Is there a shared theme throughout these and the seven additional stories in the collection? Not according to the author.
"The questions each story raises, as well as the sense of discovery, for me, changes with each of them," Hury says. "I didn't envision or intend one overarching theme. That said, I can perceive one possible correlative running through at least most of them. How to state it? I can think of two borrowings. One from Emily Dickinson: 'That Love is all there is,/is all we know of Love.' And one from Iris Murdoch: 'Hope calmly and believe in love.'"
But add to Dickinson and Murdoch some words from Eudora Welty (and make them the epigraph that opens It's Not the Heat): "The events in our lives happen in a sequence in time, but in their significance to ourselves they find their own order: the continuous thread of revelation."
Revelation then, and again, and in Hury's work, you're likely to find it in the unlikeliest places:
A couple, their two children grown, worry over then welcome the arrival of their son's partner (for life?), another man ("All We Know of Love"). Or a couple, late in life, grow concerned with then rescue the neglected boy who lives down the street ("Along the Border"). Or an Episcopal priest, happily married but given to self-questioning, recalls a boyhood friend then finds himself adopting the voice of the King himself, Elvis ("Till It Hurts"). Revelatory and significant, then, according to the order of events, but for an author who's already written one novel (The Edge of the Gulf ), does form follow function? Translation: How do the requirements of a novel compare to the requirements of the short story?
"Whole different ball game," Hury believes. "The novel is a commitment of a different sort of focus, of exploration, of narrative resources. What I loved about the stories in It's Not the Heat is that with each one a different partnership begins to develop as one works. At times, I guide the story -- and that affords a pleasant, even if delusional, sense of mastery. And at times the story guides me.
"As with any partnership, the sense of power and play, of give and take, changes hands over and over again through the process. That makes it fun and exciting. And that's where my sense of discovery emerges -- as I hope it may, in differing ways, for readers."

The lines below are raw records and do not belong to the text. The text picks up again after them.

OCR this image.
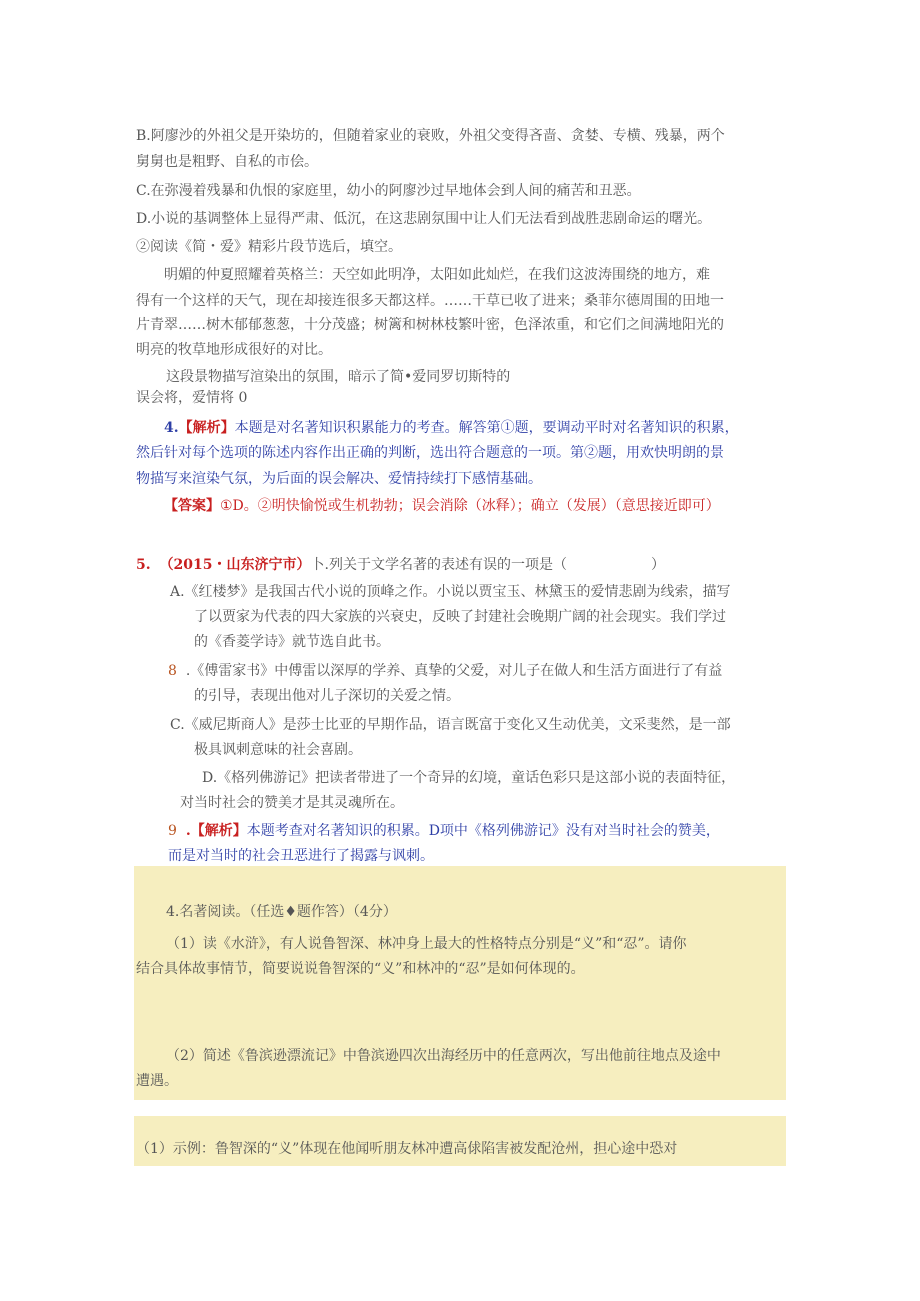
B.阿廖沙的外祖父是开染坊的，但随着家业的衰败，外祖父变得吝啬、贪婪、专横、残暴，两个
舅舅也是粗野、自私的市侩。
C.在弥漫着残暴和仇恨的家庭里，幼小的阿廖沙过早地体会到人间的痛苦和丑恶。
D.小说的基调整体上显得严肃、低沉，在这悲剧氛围中让人们无法看到战胜悲剧命运的曙光。
②阅读《简・爱》精彩片段节选后，填空。
明媚的仲夏照耀着英格兰：天空如此明净，太阳如此灿烂，在我们这波涛围绕的地方，难
得有一个这样的天气，现在却接连很多天都这样。……干草已收了进来；桑菲尔德周围的田地一
片青翠……树木郁郁葱葱，十分茂盛；树篱和树林枝繁叶密，色泽浓重，和它们之间满地阳光的
明亮的牧草地形成很好的对比。
这段景物描写渲染出的氛围，暗示了简•爱同罗切斯特的
误会将，爱情将 0
4.【解析】本题是对名著知识积累能力的考查。解答第①题，要调动平时对名著知识的积累，
然后针对每个选项的陈述内容作出正确的判断，选出符合题意的一项。第②题，用欢快明朗的景
物描写来渲染气氛，为后面的误会解决、爱情持续打下感情基础。
【答案】①D。②明快愉悦或生机勃勃；误会消除（冰释）；确立（发展）（意思接近即可）
5. （2015・山东济宁市）卜.列关于文学名著的表述有误的一项是（	）
A.《红楼梦》是我国古代小说的顶峰之作。小说以贾宝玉、林黛玉的爱情悲剧为线索，描写
了以贾家为代表的四大家族的兴衰史，反映了封建社会晚期广阔的社会现实。我们学过
的《香菱学诗》就节选自此书。
8 .《傅雷家书》中傅雷以深厚的学养、真挚的父爱，对儿子在做人和生活方面进行了有益
的引导，表现出他对儿子深切的关爱之情。
C.《威尼斯商人》是莎士比亚的早期作品，语言既富于变化又生动优美，文采斐然，是一部
极具讽刺意味的社会喜剧。
D.《格列佛游记》把读者带进了一个奇异的幻境，童话色彩只是这部小说的表面特征，
对当时社会的赞美才是其灵魂所在。
9 .【解析】本题考查对名著知识的积累。D项中《格列佛游记》没有对当时社会的赞美，
而是对当时的社会丑恶进行了揭露与讽刺。
4.名著阅读。（任选♦题作答）（4分）
（1）读《水浒》，有人说鲁智深、林冲身上最大的性格特点分别是“义”和“忍”。请你
结合具体故事情节，简要说说鲁智深的“义”和林冲的“忍”是如何体现的。
（2）简述《鲁滨逊漂流记》中鲁滨逊四次出海经历中的任意两次，写出他前往地点及途中
遭遇。
（1）示例：鲁智深的“义”体现在他闻听朋友林冲遭高俅陷害被发配沧州，担心途中恐对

But if you're looking for discovery along autobiographical lines -- a line that readers (and reviewers) often seek and writers just as often seek to sidestep -- look again. According to Hury:
"You can take the writer out of his autobiography, but you can never take every shred of the autobiography out of the writer. However, what may be there in this regard are all shards -- no whole pieces -- and they are almost always transformed in the fictive process."